Akutes Geschäftsrisiko durch Fachkräftemangel in Lippe

Mangel gefährdet Wettbewerbsfähigkeit –

Die hohe Wettbewerbsfähigkeit der Unternehmen in Lippe beruht vor allem auf ihrem qualifizierten Fachpersonal. Eine ausreichende Verfügbarkeit von Fachkräften auf allen Qualifikationsstufen ist somit für eine dauerhafte wirtschaftliche Entwicklung entscheidend. Schon heute, das zeigen die IHK-Konjunkturumfragen, sieht jedes dritte Unternehmen in Lippe im Fachkräftemangel ein akutes Geschäftsrisiko.
Schon jetzt ist der Mangel an Fachkräften beträchtlich – wie der IHK-Fachkräftemonitor zeigt: Im Jahr 2019 fehlen in Lippe 490 Akademiker, 5.400 ausgebildete Fachkräfte („Gesellen“) sowie 1.900 betrieblich weitergebildete Fachleute (Meister, Techniker, Fachkaufleute, Bachelor Professional oder Master Professional). Zwar wird die Fachkräftenachfrage auch künftig mit dem konjunkturellen Verlauf auf und ab schwanken. Dennoch wird es auch in Schwächephasen – wie bereits in der Vergangenheit – nicht mehr zu Fachkräfteüberschüssen kommen. Erfreulich ist, dass der Ausbau der Hochschulen Früchte getragen hat. Das Akademikerangebot ist von 2010 bis 2019 um fast 16 Prozent gestiegen. Trotzdem reicht ihre Zahl nicht aus, um die Nachfrage zu befriedigen.

Das Angebot an beruflich qualifizierten Fachkräften hat 2019 auf einen Schrumpfkurs umgeschwenkt: Zwischen 2019 und 2030 wird es um 20.900 Fachleute beziehungsweise über 23 Prozent weiter abnehmen.
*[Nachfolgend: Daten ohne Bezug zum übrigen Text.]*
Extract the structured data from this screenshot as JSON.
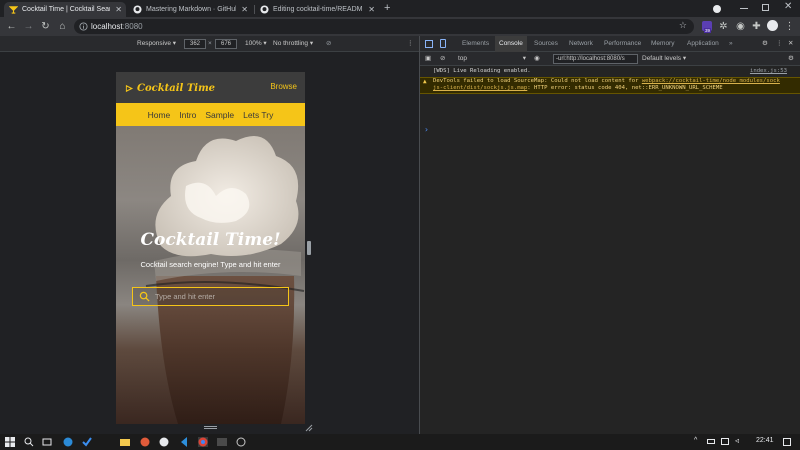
{
  "browser": {
    "tabs": [
      {
        "title": "Cocktail Time | Cocktail Search E",
        "active": true,
        "icon": "cocktail-favicon"
      },
      {
        "title": "Mastering Markdown · GitHub G",
        "active": false,
        "icon": "github-icon"
      },
      {
        "title": "Editing cocktail-time/README.m",
        "active": false,
        "icon": "github-icon"
      }
    ],
    "new_tab": "+",
    "address": {
      "host": "localhost",
      "port": ":8080"
    }
  },
  "device_toolbar": {
    "mode": "Responsive",
    "width": "362",
    "times": "×",
    "height": "676",
    "zoom": "100%",
    "throttle": "No throttling"
  },
  "app": {
    "brand": "Cocktail Time",
    "browse": "Browse",
    "nav": [
      "Home",
      "Intro",
      "Sample",
      "Lets Try"
    ],
    "hero_title": "Cocktail Time!",
    "hero_subtitle": "Cocktail search engine! Type and hit enter",
    "search_placeholder": "Type and hit enter",
    "colors": {
      "accent": "#f5c518",
      "header": "#3c3c3c"
    }
  },
  "devtools": {
    "tabs": [
      "Elements",
      "Console",
      "Sources",
      "Network",
      "Performance",
      "Memory",
      "Application"
    ],
    "active_tab": "Console",
    "more_tabs": "»",
    "context": "top",
    "filter_value": "-url:http://localhost:8080/s",
    "levels": "Default levels",
    "messages": [
      {
        "type": "log",
        "text": "[WDS] Live Reloading enabled.",
        "source": "index.js:53"
      },
      {
        "type": "warning",
        "text": "DevTools failed to load SourceMap: Could not load content for ",
        "link": "webpack://cocktail-time/node_modules/sock js-client/dist/sockjs.js.map",
        "tail": ": HTTP error: status code 404, net::ERR_UNKNOWN_URL_SCHEME"
      }
    ],
    "prompt": "›",
    "badge": "39"
  },
  "taskbar": {
    "time": "22:41"
  }
}
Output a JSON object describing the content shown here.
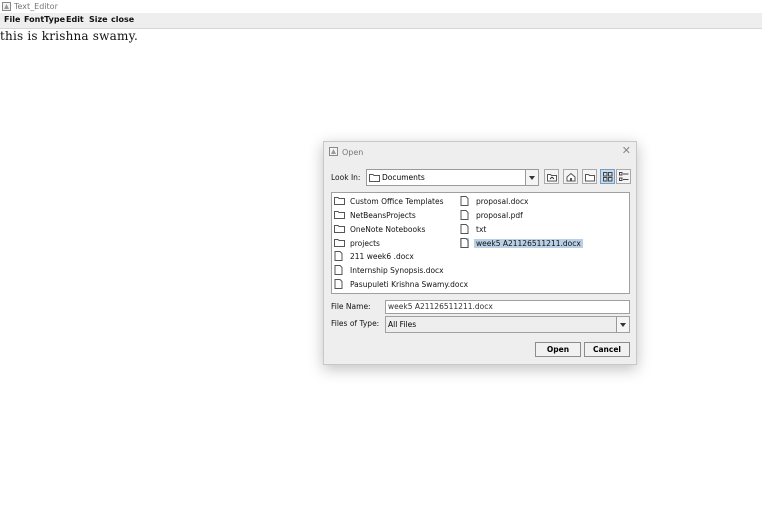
{
  "app": {
    "title": "Text_Editor",
    "menu": [
      "File",
      "FontType",
      "Edit",
      "Size",
      "close"
    ],
    "editor_text": "this is krishna swamy."
  },
  "dialog": {
    "title": "Open",
    "close_glyph": "✕",
    "look_in_label": "Look In:",
    "look_in_value": "Documents",
    "toolbar": [
      "up-one-level-icon",
      "home-icon",
      "new-folder-icon",
      "list-view-icon",
      "details-view-icon"
    ],
    "files": [
      {
        "name": "Custom Office Templates",
        "type": "folder"
      },
      {
        "name": "NetBeansProjects",
        "type": "folder"
      },
      {
        "name": "OneNote Notebooks",
        "type": "folder"
      },
      {
        "name": "projects",
        "type": "folder"
      },
      {
        "name": "211 week6 .docx",
        "type": "file"
      },
      {
        "name": "Internship Synopsis.docx",
        "type": "file"
      },
      {
        "name": "Pasupuleti Krishna Swamy.docx",
        "type": "file"
      },
      {
        "name": "proposal.docx",
        "type": "file"
      },
      {
        "name": "proposal.pdf",
        "type": "file"
      },
      {
        "name": "txt",
        "type": "file"
      },
      {
        "name": "week5 A21126511211.docx",
        "type": "file",
        "selected": true
      }
    ],
    "file_name_label": "File Name:",
    "file_name_value": "week5 A21126511211.docx",
    "file_type_label": "Files of Type:",
    "file_type_value": "All Files",
    "open_label": "Open",
    "cancel_label": "Cancel"
  },
  "colors": {
    "selection": "#b8cfe5",
    "dialog_bg": "#eeeeee",
    "menubar_bg": "#eeeeee"
  }
}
Werden nicht alsbald die Weichen für die Erschließung zusätzlicher Fachkräftepotenziale gestellt, wird die demografische Keule unerbittlich zuschlagen: Der Fachkräfteengpass wird in der Spitze bis auf 14.000 Personen (2030) ansteigen. Insbesondere das Angebot an Meistern, Fachwirten, Technikern, Betriebswirten und Fachkaufleuten (nichtakademisch ausgebildete Fachkräfte mit hoher Qualifikation) wird mit bis zu 23 Prozent deutlich hinter der Nachfrage zurückbleiben.
Hinzu kommt, dass die Fachkräfte nicht nur zunehmend knapper, sondern auch immer älter werden. Das Durchschnittsalter wird von heute 45,2 Jahren auf 47,7 Jahre (2030) steigen. Die hiesigen Betriebe stehen daher vor der großen Herausforderung, auch mit alternden Belegschaften innovativ und wettbewerbsfähig zu bleiben.
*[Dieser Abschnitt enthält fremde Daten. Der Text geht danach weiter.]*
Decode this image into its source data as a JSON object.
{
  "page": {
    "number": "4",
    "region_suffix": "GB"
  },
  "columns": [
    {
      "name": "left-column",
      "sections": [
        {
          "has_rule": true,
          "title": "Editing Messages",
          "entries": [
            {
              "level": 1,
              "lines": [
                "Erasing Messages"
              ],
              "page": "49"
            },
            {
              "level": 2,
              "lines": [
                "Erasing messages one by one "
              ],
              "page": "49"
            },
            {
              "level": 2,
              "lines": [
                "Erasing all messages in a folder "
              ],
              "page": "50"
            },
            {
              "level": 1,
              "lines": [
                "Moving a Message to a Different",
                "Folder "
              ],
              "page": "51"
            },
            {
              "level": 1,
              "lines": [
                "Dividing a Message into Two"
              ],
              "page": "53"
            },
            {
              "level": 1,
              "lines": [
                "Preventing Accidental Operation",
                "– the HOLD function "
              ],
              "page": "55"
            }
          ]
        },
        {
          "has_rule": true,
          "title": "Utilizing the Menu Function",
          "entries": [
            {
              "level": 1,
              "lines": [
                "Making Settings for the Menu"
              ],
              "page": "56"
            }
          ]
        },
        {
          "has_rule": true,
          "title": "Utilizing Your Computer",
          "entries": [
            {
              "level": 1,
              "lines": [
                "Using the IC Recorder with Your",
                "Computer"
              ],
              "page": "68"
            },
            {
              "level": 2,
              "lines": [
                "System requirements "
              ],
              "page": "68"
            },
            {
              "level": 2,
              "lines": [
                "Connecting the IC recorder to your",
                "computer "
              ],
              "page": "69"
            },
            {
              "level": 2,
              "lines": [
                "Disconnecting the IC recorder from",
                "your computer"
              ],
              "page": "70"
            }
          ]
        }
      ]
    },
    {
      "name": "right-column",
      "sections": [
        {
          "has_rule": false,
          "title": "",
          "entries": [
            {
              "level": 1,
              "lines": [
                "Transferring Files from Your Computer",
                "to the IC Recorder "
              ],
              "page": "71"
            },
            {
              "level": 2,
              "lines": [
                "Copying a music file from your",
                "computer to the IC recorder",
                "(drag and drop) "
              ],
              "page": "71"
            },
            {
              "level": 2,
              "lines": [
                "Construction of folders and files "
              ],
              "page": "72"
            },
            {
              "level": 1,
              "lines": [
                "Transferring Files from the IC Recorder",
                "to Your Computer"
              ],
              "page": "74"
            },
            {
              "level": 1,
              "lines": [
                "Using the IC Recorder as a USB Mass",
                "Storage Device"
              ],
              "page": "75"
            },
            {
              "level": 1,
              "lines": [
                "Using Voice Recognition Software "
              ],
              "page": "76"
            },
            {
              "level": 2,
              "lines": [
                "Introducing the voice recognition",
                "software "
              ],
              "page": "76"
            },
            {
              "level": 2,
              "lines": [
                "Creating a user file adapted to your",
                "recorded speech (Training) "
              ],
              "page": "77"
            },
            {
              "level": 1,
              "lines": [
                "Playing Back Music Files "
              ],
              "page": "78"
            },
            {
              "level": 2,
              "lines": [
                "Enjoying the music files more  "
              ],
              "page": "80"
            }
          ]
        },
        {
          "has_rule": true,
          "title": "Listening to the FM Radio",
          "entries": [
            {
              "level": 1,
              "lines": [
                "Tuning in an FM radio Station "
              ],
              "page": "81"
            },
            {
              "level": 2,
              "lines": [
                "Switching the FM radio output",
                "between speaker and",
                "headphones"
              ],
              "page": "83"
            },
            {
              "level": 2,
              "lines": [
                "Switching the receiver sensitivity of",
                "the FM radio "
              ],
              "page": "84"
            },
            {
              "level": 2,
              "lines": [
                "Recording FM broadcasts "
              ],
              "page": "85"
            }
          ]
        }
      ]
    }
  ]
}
Die Politik ist somit gefordert, die Rahmenbedingungen für die Erschließung zusätzlicher Fachkräftepotenziale zu optimieren. Dazu zählt die Verbesserung der Berufs- und Studienorientierung, ein bedarfsgerechtes Angebot hochschulischer Studiengänge, die Erhöhung und Flexibilisierung des Renteneintrittsalters sowie der bedarfsgerechte Ausbau der Kinderbetreuung. Trotz der großen Zahl von Flüchtlingen, von denen die meisten erst noch qualifiziert werden müssen, bleibt ein Wechsel in der Einwanderungspolitik hin zu einer Willkommenskultur für ausländische Fachkräfte unverzichtbar. Geschieht hingegen nicht genug, so wird der heimischen Wirtschaft nichts anderes übrigbleiben, als einen Teil ihrer Aktivitäten in Länder mit ausreichendem Fachkräfteangebot zu verlagern oder im internationalen Wettbewerb kürzer zu treten. Es drohen dadurch Wertschöpfungsverluste.